Wednesday, November 29, 2006

Art Blogging: Ivan Nikolaevich Kramskoy

To my surprise, I discovered that I have not yet written about that genius of Russian Naturalism -- Ivan Nikolaevich Kramskoy (1837-1887) except for a Sermon on Canvas about his painting Christ in the Wilderness.

Kramskoy was a native of central European Russia born into a lower-middle class family. He was educated at the Imperial Fine Arts Academy. Kramskoy painted as an Academic, but rejected the rigidly-enforced Neoclassical subject norms of the Russian Academy. He believed that Russian art should not exist for its own sake, but to serve the cause of social and democratic reform. He organized artists to advance the cause of democracy in Russia.

Peasant Holding a Bridle (1887) at the Museum of Russian Art in Kiev.
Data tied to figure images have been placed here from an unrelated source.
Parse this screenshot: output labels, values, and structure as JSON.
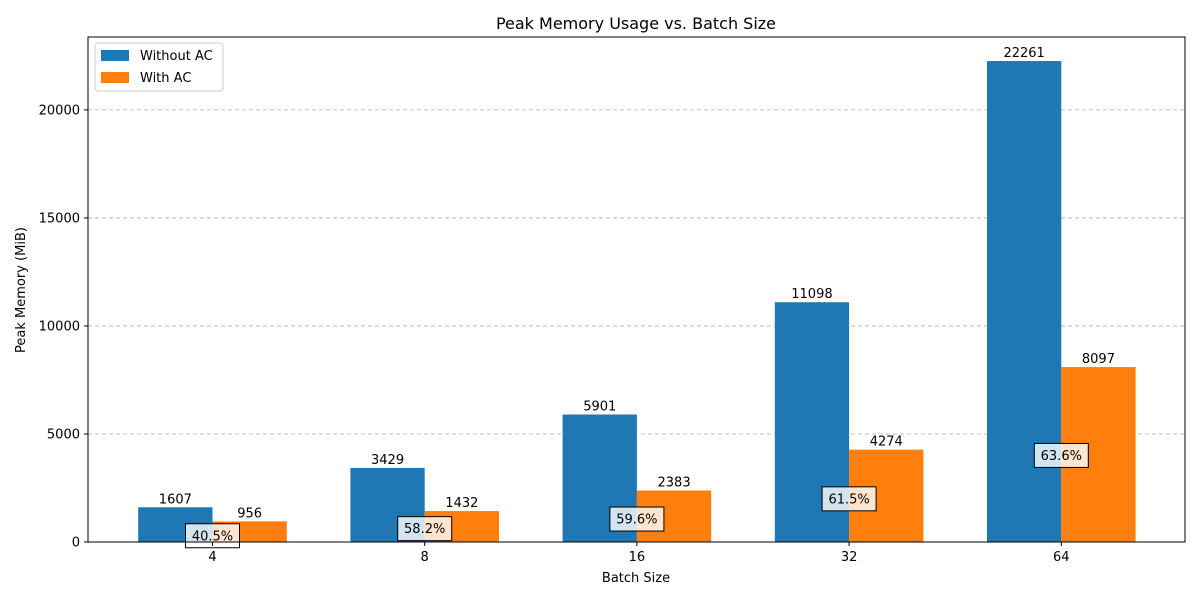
{
  "chart_data": {
    "type": "bar",
    "title": "Peak Memory Usage vs. Batch Size",
    "xlabel": "Batch Size",
    "ylabel": "Peak Memory (MiB)",
    "categories": [
      "4",
      "8",
      "16",
      "32",
      "64"
    ],
    "series": [
      {
        "name": "Without AC",
        "color": "#1f77b4",
        "values": [
          1607,
          3429,
          5901,
          11098,
          22261
        ]
      },
      {
        "name": "With AC",
        "color": "#ff7f0e",
        "values": [
          956,
          1432,
          2383,
          4274,
          8097
        ]
      }
    ],
    "reduction_labels": [
      "40.5%",
      "58.2%",
      "59.6%",
      "61.5%",
      "63.6%"
    ],
    "yticks": [
      0,
      5000,
      10000,
      15000,
      20000
    ],
    "ylim": [
      0,
      23374
    ],
    "grid": "y-dashed",
    "legend_position": "top-left"
  }
}
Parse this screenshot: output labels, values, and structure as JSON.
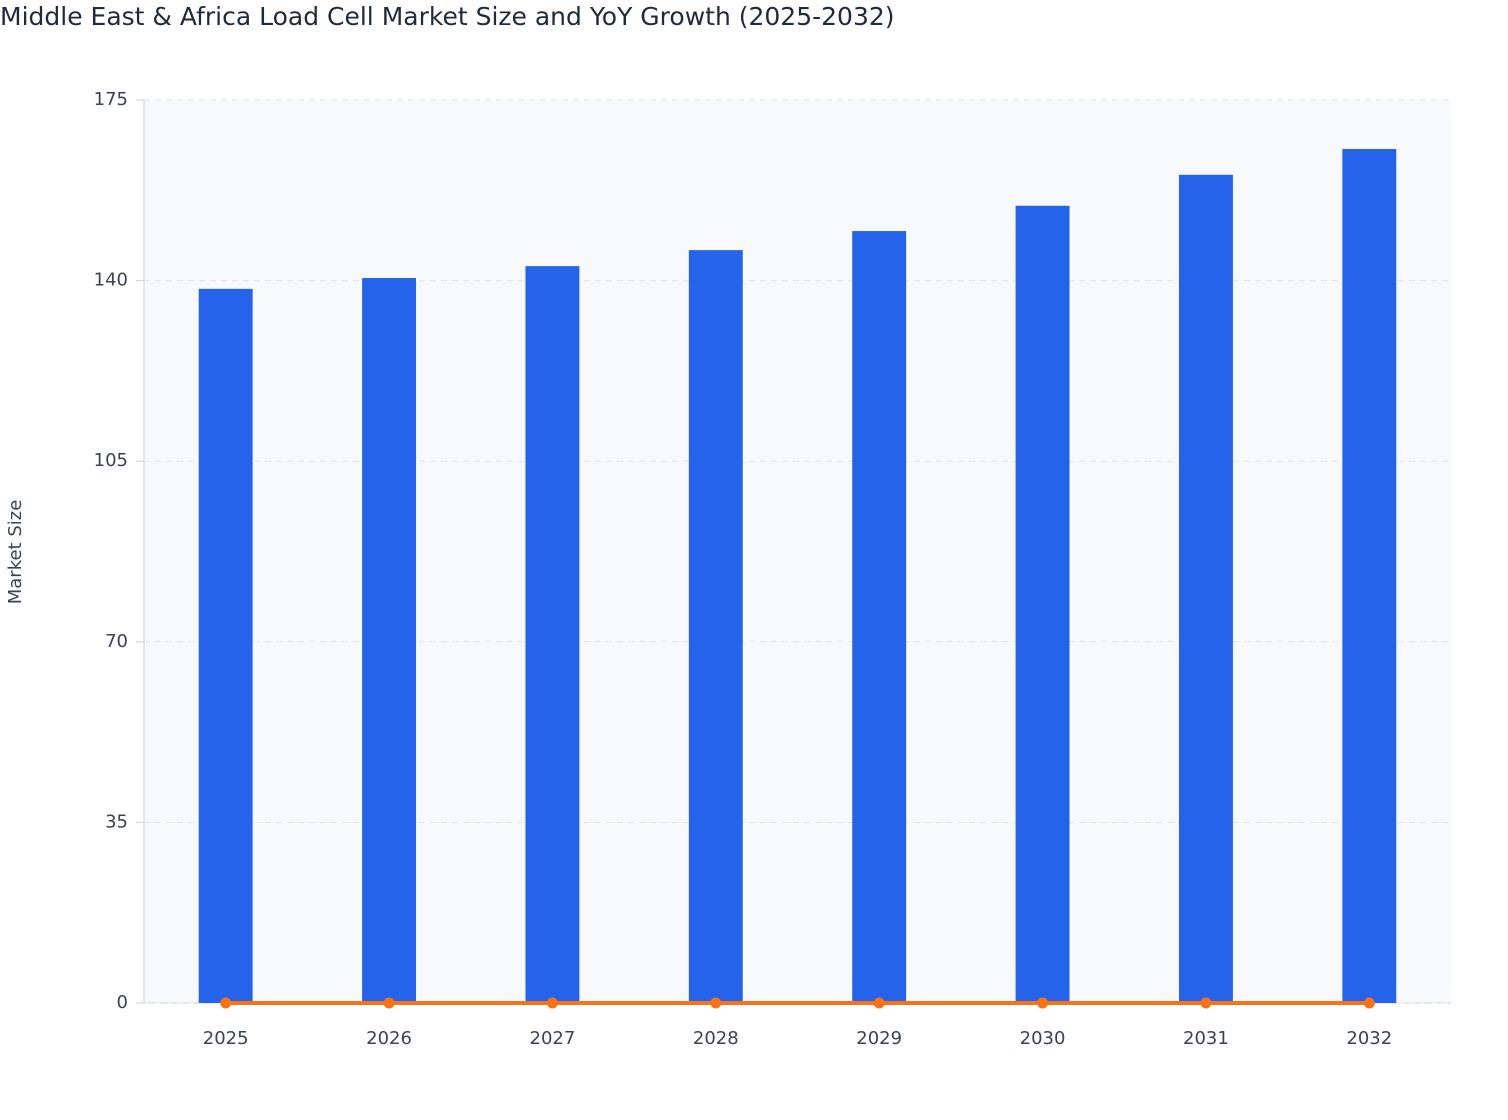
{
  "chart_data": {
    "type": "bar",
    "title": "Middle East & Africa Load Cell Market Size and YoY Growth (2025-2032)",
    "y_label": "Market Size",
    "categories": [
      "2025",
      "2026",
      "2027",
      "2028",
      "2029",
      "2030",
      "2031",
      "2032"
    ],
    "series": [
      {
        "type": "bar",
        "color": "#2563eb",
        "values": [
          138.4,
          140.5,
          142.8,
          145.9,
          149.6,
          154.5,
          160.5,
          165.5
        ]
      },
      {
        "type": "line",
        "color": "#f97316",
        "values": [
          0,
          0,
          0,
          0,
          0,
          0,
          0,
          0
        ]
      }
    ],
    "ylim": [
      0,
      175
    ],
    "yticks": [
      0,
      35,
      70,
      105,
      140,
      175
    ],
    "grid": true
  }
}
Looks like a photograph, doesn't it? Right down to the veins and tendons on this man's hands. And notice how the light is depicted perfectly, glistening off the man's beard. The Neoclassical norms from which Kramskoy rebelled would never have considered this beautiful.












If you're an artist and you want your bling bling, then you've got to paint portraits. This is Portrait of Actor Vasily Samoilov (1881) at the Tretyakov.